The Bell Curve, Intelligence and Class Structure In American Life, by Charles Murray & Richard Herrnstein created a publicity firestorm when it hit the bookstores thirty years ago. (I just got around to reading it). It would be even more controversial today. It is a study of I.Q.—how it affects productivity, and just about every facet of modern life, especially since the advent of the Information Technology revolution. The really controversial part is the data on race and IQ. The IQ of the average Caucasian is about 100. But the average IQ of the Ashkenazy Jew is 115, almost one standard deviation above higher. This means that only 16% of Caucasian IQs equal the Jewish average.
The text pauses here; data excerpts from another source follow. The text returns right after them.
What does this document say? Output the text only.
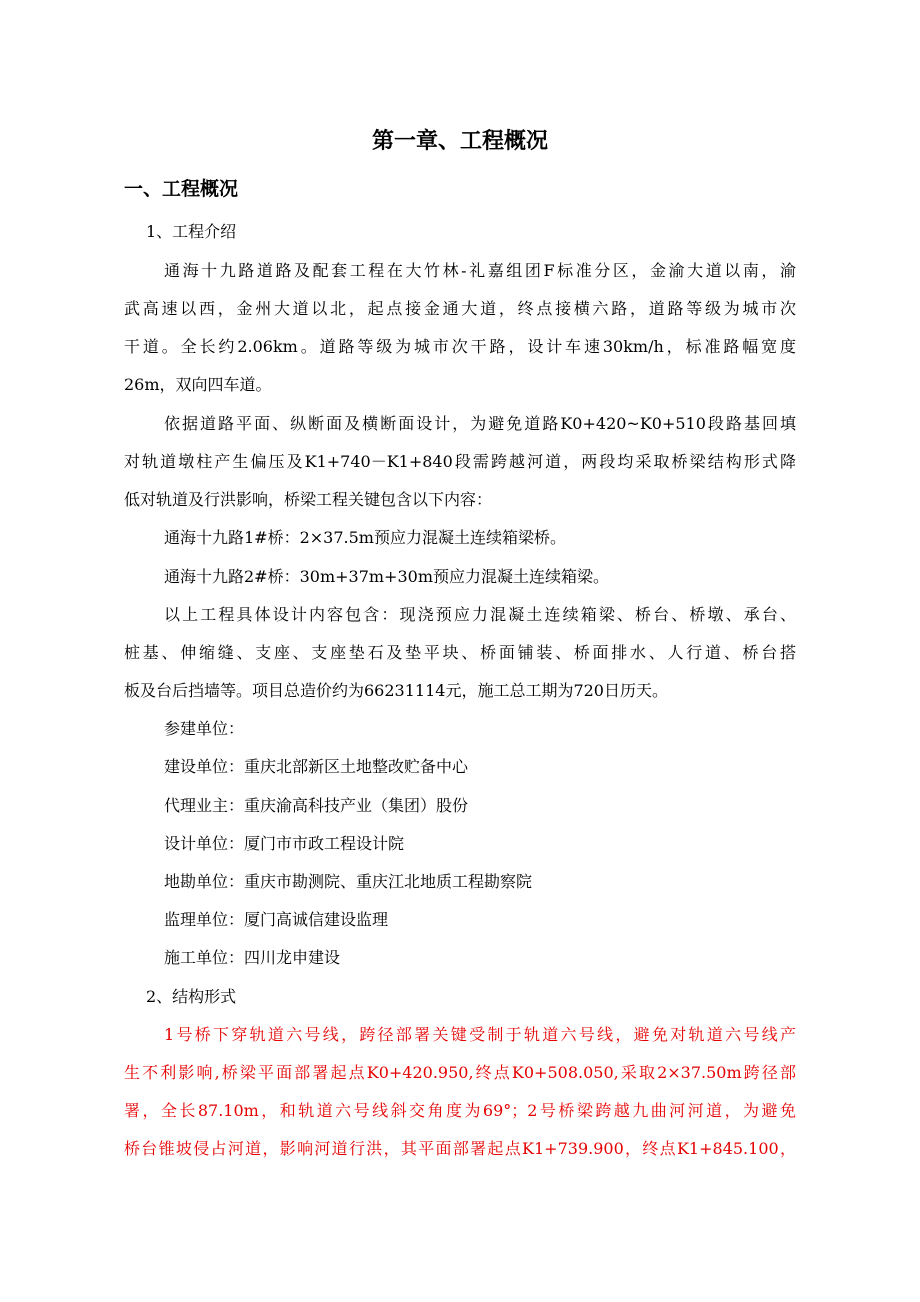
第一章、工程概况
一、工程概况

1、工程介绍

通海十九路道路及配套工程在大竹林-礼嘉组团F标准分区，金渝大道以南，渝

武高速以西，金州大道以北，起点接金通大道，终点接横六路，道路等级为城市次

干道。全长约2.06km。道路等级为城市次干路，设计车速30km/h，标准路幅宽度

26m，双向四车道。

依据道路平面、纵断面及横断面设计，为避免道路K0+420~K0+510段路基回填

对轨道墩柱产生偏压及K1+740－K1+840段需跨越河道，两段均采取桥梁结构形式降

低对轨道及行洪影响，桥梁工程关键包含以下内容：

通海十九路1#桥：2×37.5m预应力混凝土连续箱梁桥。

通海十九路2#桥：30m+37m+30m预应力混凝土连续箱梁。

以上工程具体设计内容包含：现浇预应力混凝土连续箱梁、桥台、桥墩、承台、

桩基、伸缩缝、支座、支座垫石及垫平块、桥面铺装、桥面排水、人行道、桥台搭

板及台后挡墙等。项目总造价约为66231114元，施工总工期为720日历天。

参建单位：

建设单位：重庆北部新区土地整改贮备中心

代理业主：重庆渝高科技产业（集团）股份

设计单位：厦门市市政工程设计院

地勘单位：重庆市勘测院、重庆江北地质工程勘察院

监理单位：厦门高诚信建设监理

施工单位：四川龙申建设

2、结构形式

1号桥下穿轨道六号线，跨径部署关键受制于轨道六号线，避免对轨道六号线产

生不利影响,桥梁平面部署起点K0+420.950,终点K0+508.050,采取2×37.50m跨径部

署，全长87.10m，和轨道六号线斜交角度为69°；2号桥梁跨越九曲河河道，为避免

桥台锥坡侵占河道，影响河道行洪，其平面部署起点K1+739.900，终点K1+845.100，
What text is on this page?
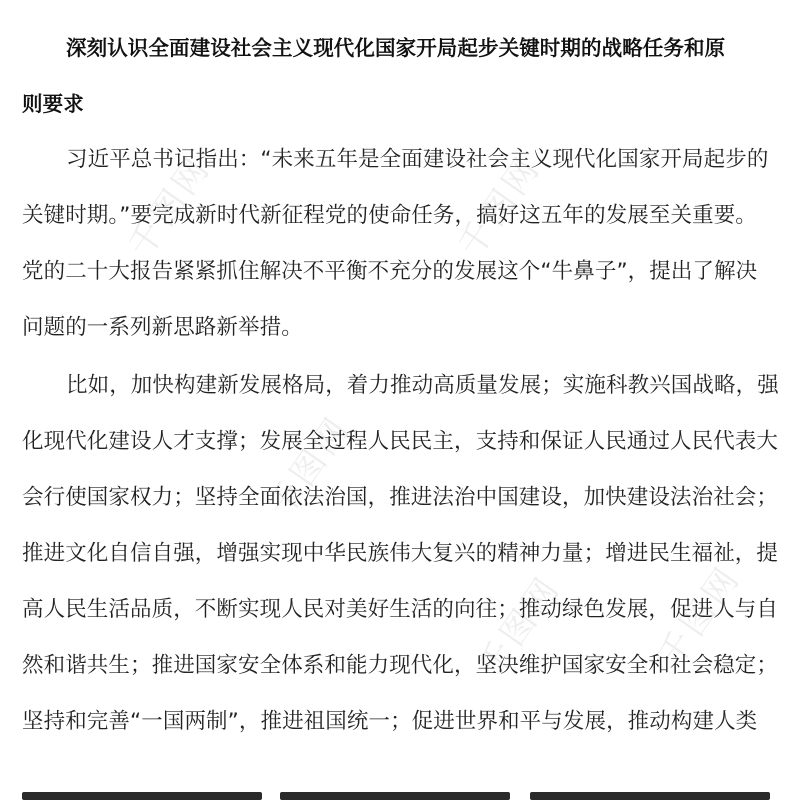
千图网	千图网
千图网
千图网 千图网
深刻认识全面建设社会主义现代化国家开局起步关键时期的战略任务和原
则要求
习近平总书记指出：“未来五年是全面建设社会主义现代化国家开局起步的
关键时期。”要完成新时代新征程党的使命任务，搞好这五年的发展至关重要。
党的二十大报告紧紧抓住解决不平衡不充分的发展这个“牛鼻子”，提出了解决
问题的一系列新思路新举措。
比如，加快构建新发展格局，着力推动高质量发展；实施科教兴国战略，强
化现代化建设人才支撑；发展全过程人民民主，支持和保证人民通过人民代表大
会行使国家权力；坚持全面依法治国，推进法治中国建设，加快建设法治社会；
推进文化自信自强，增强实现中华民族伟大复兴的精神力量；增进民生福祉，提
高人民生活品质，不断实现人民对美好生活的向往；推动绿色发展，促进人与自
然和谐共生；推进国家安全体系和能力现代化，坚决维护国家安全和社会稳定；
坚持和完善“一国两制”，推进祖国统一；促进世界和平与发展，推动构建人类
In the other direction, the average African IQ is about 85, almost a standard deviation below average. What could be more politically incorrect than these facts? But facts are stubborn realities. They are true whether we like them or not. Read the book. It is compassionately written, and does much to help explain modernity.
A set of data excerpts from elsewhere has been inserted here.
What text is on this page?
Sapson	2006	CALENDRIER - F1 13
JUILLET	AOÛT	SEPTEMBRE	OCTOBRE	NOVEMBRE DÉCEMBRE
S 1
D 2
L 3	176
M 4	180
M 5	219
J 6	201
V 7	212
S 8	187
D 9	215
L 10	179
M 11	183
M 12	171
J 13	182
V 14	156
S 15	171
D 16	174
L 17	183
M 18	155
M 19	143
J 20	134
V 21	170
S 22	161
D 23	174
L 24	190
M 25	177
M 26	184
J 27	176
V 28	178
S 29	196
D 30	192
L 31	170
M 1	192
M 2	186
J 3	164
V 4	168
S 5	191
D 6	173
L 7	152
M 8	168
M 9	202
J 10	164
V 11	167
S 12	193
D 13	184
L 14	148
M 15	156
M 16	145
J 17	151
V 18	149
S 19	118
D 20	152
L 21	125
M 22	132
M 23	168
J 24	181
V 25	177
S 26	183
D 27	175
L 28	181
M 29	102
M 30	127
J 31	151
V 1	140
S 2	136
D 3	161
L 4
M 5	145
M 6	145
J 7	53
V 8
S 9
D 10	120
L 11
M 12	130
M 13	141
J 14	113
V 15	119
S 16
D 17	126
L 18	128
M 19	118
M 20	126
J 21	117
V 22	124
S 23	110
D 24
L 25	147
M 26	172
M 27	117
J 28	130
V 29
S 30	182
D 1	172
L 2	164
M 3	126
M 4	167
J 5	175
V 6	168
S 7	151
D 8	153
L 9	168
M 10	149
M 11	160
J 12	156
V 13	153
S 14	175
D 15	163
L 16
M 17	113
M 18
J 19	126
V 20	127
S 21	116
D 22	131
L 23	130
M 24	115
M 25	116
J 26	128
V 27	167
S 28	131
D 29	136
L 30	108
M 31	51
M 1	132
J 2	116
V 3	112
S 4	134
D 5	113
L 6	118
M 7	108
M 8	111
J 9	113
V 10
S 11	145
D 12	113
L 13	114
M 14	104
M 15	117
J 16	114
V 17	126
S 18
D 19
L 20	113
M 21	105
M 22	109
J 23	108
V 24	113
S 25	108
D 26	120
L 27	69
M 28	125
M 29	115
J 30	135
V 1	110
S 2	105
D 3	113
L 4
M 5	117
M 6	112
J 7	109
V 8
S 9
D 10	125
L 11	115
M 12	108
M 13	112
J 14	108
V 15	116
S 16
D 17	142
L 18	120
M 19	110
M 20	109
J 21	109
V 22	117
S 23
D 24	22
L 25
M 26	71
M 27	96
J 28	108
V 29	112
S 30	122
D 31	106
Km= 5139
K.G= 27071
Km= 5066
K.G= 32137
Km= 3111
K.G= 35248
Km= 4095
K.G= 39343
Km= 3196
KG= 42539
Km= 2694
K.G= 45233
With much contemporary ink being spilled over the issue of Christian Nationalism, a book on the intellectual origins of these ideas is most helpful. Christian Reconstruction, R.J. Rushdoony and American Religious Conservatism, by Michael J. McVicar is the book to read. When Rushdoony was in his heyday, the eighties, I read four or five of his books, and found him mostly persuasive and helpful. Douglas Wilson, the contemporary promoter of Christian Nationalism, had the same experience. This is the book to read if you want to understand Rushdoony, Wilson and the thinking of men like them.
I am convinced that one of the best way to learn history is through well-written biographies. Here are three that are hard to put down. They built up my faith and expanded my thinking. The first concerns the life of an important fifteenth century saint. A Crown of Fire, The Life and Times of Girolamo Savonarola by Pierre Van Paassen retells the life and testimony of the great pre-reformation preacher, the Italian Dominican monk and martyr, Girolamo Savonarola. Michelangelo sat under his preaching. His later work on the ceiling of the Sistine Chapel was a replication of the Friar’s sermons.
Skipping to the eighteenth century is Jonathan Edwards, by Ian Murray. Everything Murray writes is gold, and this is no exception.
Last, a twentieth century bio that has much in common with the other two is David Wilkerson, by his son, Gary Wilkerson. All three of these men enjoyed unusual outpourings of the Holy Spirit on their work. They were also men of deep and fervent prayer. Separated by centuries, they united around their love of the same Lord and Savior. You will greatly profit from a study of their lives and times.